提出一种基于孔径扩展的稀疏阵列MIMO雷达高精度收发角度估计算法. 采用收、发阵列均为稀疏线性分布式子阵的双基地MIMO雷达系统,通过非均匀阵列设计,利用Khatri-Rao乘积运算实现收发阵列中阵元间短基线和子阵间长基线的同时虚拟扩展. 对接收数据进行降冗余和数据平滑处理,利用双尺度酉ESPRIT算法解周期性模糊,得到无模糊的高精度收发角度估计. 与传统算法相比,所提出的算法在不增加天线数目和硬件复杂度的情况下可有效扩展MIMO雷达的阵列孔径,在实现多目标收发角度联合估计的同时获得更高的参数估计性能. 仿真结果验证了阵列虚拟扩展和算法方位估计的有效性.

关键词: MIMO雷达; 稀疏阵列; 高精度无模糊估计; 双尺度酉ESPRIT

本文引用格式

崔琛, 梁浩, 余剑 . 稀疏阵列MIMO雷达高精度收发角度联合估计[J]. 应用科学学报, 2015 , 33(5) : 527 -540 . DOI: 10.3969/j.issn.0255-8297.2015.05.007

Abstract

Based on extended aperture of bistatic MIMO radar using asparse array, a joint high accurate method for estimating direction of arrival (DOA) and direction of departure (DOD) is proposed.
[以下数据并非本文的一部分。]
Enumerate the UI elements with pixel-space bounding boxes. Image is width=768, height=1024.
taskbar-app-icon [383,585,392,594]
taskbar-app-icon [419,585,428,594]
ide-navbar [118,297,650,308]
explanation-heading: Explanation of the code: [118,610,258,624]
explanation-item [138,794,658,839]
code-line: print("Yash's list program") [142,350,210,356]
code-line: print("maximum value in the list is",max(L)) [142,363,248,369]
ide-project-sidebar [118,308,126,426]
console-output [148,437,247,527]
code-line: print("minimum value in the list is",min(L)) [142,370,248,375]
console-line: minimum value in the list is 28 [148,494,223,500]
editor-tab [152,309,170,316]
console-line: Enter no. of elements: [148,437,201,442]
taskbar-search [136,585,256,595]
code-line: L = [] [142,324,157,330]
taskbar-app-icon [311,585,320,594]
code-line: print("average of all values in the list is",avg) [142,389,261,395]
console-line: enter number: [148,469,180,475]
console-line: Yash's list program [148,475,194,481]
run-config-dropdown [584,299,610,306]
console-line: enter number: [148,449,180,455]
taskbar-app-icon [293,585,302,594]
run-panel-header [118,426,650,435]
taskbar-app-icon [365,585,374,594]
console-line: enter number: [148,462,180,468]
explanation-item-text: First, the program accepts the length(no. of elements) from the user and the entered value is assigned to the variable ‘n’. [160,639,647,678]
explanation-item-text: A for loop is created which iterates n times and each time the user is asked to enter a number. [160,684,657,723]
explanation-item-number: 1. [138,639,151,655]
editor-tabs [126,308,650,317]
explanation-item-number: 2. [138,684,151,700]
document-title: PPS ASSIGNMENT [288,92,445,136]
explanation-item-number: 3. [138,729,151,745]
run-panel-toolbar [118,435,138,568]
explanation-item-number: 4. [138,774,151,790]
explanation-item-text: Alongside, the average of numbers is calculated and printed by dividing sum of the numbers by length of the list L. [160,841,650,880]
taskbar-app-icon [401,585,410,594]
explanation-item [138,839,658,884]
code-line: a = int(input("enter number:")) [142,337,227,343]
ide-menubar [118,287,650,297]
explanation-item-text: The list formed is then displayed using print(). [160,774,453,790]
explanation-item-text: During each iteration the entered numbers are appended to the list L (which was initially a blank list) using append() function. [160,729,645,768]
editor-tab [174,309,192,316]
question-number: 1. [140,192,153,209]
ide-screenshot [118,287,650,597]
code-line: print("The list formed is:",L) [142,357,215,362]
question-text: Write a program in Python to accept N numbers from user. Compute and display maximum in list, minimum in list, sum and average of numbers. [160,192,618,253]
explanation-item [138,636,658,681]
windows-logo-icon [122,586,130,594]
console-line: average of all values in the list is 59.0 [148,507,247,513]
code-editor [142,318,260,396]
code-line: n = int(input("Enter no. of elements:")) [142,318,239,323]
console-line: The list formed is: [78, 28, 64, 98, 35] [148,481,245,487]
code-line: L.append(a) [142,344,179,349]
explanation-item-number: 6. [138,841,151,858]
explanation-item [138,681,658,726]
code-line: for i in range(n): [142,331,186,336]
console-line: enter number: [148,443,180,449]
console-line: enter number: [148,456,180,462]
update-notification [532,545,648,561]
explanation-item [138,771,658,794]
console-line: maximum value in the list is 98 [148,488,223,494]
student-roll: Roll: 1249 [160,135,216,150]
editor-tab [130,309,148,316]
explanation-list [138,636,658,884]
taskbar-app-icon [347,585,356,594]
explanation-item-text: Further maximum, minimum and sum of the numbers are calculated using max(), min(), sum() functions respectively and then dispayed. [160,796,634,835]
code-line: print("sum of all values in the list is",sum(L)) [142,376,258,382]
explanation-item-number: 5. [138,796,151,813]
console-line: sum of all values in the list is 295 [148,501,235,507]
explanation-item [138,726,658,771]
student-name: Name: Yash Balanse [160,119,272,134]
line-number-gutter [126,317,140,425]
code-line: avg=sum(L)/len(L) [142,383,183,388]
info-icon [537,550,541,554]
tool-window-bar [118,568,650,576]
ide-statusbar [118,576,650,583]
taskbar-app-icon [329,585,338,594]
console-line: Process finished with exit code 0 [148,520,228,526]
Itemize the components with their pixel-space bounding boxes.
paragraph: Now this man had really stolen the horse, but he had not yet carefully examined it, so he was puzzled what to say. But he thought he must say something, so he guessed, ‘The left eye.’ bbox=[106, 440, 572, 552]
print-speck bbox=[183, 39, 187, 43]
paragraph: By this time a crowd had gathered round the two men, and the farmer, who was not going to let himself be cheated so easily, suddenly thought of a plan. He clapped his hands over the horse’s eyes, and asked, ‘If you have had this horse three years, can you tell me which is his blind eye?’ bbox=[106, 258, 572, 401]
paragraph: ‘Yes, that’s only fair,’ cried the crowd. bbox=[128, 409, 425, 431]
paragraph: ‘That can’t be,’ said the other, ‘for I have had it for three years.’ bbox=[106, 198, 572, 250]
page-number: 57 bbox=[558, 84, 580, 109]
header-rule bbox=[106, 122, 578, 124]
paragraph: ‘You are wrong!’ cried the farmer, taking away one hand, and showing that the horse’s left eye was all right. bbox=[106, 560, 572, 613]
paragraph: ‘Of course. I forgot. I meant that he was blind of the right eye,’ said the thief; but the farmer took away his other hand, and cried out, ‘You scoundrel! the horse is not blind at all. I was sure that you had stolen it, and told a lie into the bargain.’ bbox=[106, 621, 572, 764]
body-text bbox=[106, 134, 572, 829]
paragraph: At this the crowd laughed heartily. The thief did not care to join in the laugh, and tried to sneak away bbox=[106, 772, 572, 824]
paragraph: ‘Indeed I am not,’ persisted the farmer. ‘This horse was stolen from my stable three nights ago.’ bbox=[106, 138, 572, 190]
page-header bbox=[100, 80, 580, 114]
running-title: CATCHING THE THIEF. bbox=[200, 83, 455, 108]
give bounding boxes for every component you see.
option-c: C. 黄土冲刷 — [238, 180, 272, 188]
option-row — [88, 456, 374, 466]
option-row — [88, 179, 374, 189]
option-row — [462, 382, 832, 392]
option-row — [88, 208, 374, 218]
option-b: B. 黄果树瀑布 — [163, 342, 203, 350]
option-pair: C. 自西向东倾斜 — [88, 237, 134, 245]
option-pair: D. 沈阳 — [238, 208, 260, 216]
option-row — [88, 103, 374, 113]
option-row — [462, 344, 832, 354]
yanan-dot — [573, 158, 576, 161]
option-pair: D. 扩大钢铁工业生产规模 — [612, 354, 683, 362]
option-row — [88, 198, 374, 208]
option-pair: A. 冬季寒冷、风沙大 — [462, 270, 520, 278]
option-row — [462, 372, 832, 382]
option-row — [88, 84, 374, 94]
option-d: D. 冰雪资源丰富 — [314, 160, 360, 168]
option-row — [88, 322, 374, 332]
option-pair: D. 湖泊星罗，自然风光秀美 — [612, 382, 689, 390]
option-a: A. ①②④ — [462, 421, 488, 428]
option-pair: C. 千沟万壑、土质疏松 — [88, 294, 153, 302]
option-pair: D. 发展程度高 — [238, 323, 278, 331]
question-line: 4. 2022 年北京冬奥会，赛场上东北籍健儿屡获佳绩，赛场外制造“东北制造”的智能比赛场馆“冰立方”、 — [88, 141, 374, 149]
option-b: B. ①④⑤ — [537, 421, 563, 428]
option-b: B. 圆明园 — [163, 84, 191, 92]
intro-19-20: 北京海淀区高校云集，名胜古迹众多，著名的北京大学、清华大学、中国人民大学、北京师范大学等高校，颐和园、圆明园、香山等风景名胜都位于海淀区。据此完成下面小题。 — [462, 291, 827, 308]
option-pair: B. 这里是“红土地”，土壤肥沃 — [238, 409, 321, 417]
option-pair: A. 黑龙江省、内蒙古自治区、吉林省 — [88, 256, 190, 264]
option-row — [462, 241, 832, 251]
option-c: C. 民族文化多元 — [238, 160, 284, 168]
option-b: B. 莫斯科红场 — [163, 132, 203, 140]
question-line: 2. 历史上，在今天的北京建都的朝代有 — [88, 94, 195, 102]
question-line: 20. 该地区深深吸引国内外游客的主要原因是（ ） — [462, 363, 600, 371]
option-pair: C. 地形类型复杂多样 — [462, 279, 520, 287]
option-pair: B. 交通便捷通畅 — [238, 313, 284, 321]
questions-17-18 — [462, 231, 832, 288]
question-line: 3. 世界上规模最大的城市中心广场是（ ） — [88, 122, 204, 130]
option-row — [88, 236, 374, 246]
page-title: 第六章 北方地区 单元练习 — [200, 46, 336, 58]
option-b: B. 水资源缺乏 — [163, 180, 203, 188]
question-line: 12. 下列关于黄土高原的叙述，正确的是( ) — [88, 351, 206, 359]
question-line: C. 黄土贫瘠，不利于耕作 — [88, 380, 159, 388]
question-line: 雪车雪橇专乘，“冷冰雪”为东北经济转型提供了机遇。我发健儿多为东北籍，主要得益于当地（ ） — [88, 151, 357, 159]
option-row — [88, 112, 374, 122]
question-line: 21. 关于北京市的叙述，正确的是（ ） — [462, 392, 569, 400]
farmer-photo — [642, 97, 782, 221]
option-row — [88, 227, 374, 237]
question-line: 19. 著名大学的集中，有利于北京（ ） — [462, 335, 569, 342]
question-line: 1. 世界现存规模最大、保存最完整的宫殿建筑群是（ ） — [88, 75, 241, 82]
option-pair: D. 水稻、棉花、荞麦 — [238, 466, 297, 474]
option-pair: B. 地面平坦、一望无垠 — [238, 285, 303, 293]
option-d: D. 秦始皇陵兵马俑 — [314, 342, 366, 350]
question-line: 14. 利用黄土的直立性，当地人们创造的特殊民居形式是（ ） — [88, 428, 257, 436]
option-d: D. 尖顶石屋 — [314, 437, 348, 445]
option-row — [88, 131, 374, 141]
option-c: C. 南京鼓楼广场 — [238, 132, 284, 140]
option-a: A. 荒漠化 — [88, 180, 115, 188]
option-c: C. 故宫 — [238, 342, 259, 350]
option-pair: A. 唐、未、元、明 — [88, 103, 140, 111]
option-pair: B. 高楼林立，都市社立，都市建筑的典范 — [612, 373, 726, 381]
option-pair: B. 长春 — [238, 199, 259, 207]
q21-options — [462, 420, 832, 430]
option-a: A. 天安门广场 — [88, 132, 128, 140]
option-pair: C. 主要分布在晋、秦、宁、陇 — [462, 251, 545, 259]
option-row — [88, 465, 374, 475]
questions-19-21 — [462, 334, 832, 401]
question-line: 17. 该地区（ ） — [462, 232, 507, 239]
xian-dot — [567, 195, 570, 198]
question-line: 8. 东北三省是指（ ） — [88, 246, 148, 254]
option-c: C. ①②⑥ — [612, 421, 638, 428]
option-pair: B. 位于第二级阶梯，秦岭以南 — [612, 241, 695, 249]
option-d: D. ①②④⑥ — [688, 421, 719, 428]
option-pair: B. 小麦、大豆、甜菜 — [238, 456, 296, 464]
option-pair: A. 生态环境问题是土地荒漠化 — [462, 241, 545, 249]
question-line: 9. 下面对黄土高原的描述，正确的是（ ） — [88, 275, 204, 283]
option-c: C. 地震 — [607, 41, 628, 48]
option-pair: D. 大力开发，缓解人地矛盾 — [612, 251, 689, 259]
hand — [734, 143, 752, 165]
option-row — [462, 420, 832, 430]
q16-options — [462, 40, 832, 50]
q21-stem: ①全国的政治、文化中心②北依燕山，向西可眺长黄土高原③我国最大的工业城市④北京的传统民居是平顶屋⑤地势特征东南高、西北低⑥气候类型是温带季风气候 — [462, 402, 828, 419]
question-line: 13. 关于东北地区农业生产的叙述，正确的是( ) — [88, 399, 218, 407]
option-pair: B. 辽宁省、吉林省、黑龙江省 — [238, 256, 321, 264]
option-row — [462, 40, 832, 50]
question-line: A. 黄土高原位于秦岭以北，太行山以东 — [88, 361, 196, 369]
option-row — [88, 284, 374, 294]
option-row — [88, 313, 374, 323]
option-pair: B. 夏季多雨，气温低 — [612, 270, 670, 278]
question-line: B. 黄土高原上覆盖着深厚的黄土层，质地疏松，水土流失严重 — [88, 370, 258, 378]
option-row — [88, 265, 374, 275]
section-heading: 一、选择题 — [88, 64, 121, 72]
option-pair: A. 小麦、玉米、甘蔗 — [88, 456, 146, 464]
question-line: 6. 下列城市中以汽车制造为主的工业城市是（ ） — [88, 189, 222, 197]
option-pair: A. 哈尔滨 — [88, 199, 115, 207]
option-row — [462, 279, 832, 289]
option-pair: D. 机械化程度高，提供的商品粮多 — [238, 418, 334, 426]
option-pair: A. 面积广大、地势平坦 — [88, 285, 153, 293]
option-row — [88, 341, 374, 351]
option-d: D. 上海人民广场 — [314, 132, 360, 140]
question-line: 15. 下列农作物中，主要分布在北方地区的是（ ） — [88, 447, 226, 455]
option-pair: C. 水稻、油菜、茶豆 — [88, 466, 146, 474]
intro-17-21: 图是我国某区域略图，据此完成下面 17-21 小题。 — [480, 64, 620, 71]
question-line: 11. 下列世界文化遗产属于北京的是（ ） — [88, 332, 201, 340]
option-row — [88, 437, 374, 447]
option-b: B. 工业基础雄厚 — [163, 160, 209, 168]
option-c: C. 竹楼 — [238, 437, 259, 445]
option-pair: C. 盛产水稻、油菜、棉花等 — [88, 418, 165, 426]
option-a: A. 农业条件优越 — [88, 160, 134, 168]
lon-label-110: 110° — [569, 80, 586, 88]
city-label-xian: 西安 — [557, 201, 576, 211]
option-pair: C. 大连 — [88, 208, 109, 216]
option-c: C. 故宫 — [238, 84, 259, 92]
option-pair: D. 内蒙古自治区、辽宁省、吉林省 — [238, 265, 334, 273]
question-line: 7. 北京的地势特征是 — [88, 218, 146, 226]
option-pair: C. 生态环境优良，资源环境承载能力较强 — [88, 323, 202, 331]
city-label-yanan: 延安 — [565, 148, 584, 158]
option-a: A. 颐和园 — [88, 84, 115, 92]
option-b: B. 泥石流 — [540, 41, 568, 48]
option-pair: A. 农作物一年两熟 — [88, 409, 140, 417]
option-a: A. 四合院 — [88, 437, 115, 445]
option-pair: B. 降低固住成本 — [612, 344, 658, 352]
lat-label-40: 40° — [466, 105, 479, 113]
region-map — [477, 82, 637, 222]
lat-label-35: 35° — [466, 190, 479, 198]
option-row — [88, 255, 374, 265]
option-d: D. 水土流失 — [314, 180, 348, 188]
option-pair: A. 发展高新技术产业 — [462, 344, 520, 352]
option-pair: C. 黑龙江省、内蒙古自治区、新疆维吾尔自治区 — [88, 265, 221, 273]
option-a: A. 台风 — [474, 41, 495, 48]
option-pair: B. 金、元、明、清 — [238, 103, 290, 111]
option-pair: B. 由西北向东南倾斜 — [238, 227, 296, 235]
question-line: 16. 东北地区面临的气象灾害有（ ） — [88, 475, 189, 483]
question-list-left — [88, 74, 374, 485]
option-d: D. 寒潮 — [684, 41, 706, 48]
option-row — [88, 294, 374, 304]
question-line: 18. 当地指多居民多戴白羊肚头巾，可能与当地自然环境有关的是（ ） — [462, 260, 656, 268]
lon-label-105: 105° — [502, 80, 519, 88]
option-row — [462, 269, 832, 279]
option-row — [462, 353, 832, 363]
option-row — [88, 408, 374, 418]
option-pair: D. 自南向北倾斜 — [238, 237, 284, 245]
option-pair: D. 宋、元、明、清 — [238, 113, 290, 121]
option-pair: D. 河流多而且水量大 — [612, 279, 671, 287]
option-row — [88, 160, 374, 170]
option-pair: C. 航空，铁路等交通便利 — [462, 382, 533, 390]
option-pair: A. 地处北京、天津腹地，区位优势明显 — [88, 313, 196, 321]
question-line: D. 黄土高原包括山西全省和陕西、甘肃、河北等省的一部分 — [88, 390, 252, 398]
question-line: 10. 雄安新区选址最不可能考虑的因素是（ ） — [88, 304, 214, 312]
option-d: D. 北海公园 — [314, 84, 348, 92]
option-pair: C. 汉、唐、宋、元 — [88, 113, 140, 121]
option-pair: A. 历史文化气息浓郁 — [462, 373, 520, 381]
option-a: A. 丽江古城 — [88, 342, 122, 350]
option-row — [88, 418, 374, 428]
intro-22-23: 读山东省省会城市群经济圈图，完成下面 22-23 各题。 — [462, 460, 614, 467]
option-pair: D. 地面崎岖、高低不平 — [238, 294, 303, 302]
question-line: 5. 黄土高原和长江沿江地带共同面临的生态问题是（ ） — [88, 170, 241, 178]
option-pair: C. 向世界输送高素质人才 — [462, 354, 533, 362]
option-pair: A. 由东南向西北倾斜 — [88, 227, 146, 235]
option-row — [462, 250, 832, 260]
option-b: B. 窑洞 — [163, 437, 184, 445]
A bistatic MIMO radar with sparse linear distributed subarrays and dual baselines for both transmission and receiving is used. By designing a nonuniform linear array and using Khatri-Rao product processing, the long baseline of inter-subarray spacing and short baseline of inter-sensor spacing in the transmission/receiving arrays are virtually extended simultaneously. With the redundancy removal and spatial smoothing for the received data, high accuracy estimation of DOA and DOD are accomplished using a dual-size unitary ESPRIT algorithm for angular ambiguities resolution. Compared with conventional algorithms, the proposed method can achieve virtual extension of aperture for the MIMO radar without increasing the number of sensors and computational complexity while achieving effective estimation for transmitting and receiving angle with better performance. Simulation results show effectiveness of the proposed method.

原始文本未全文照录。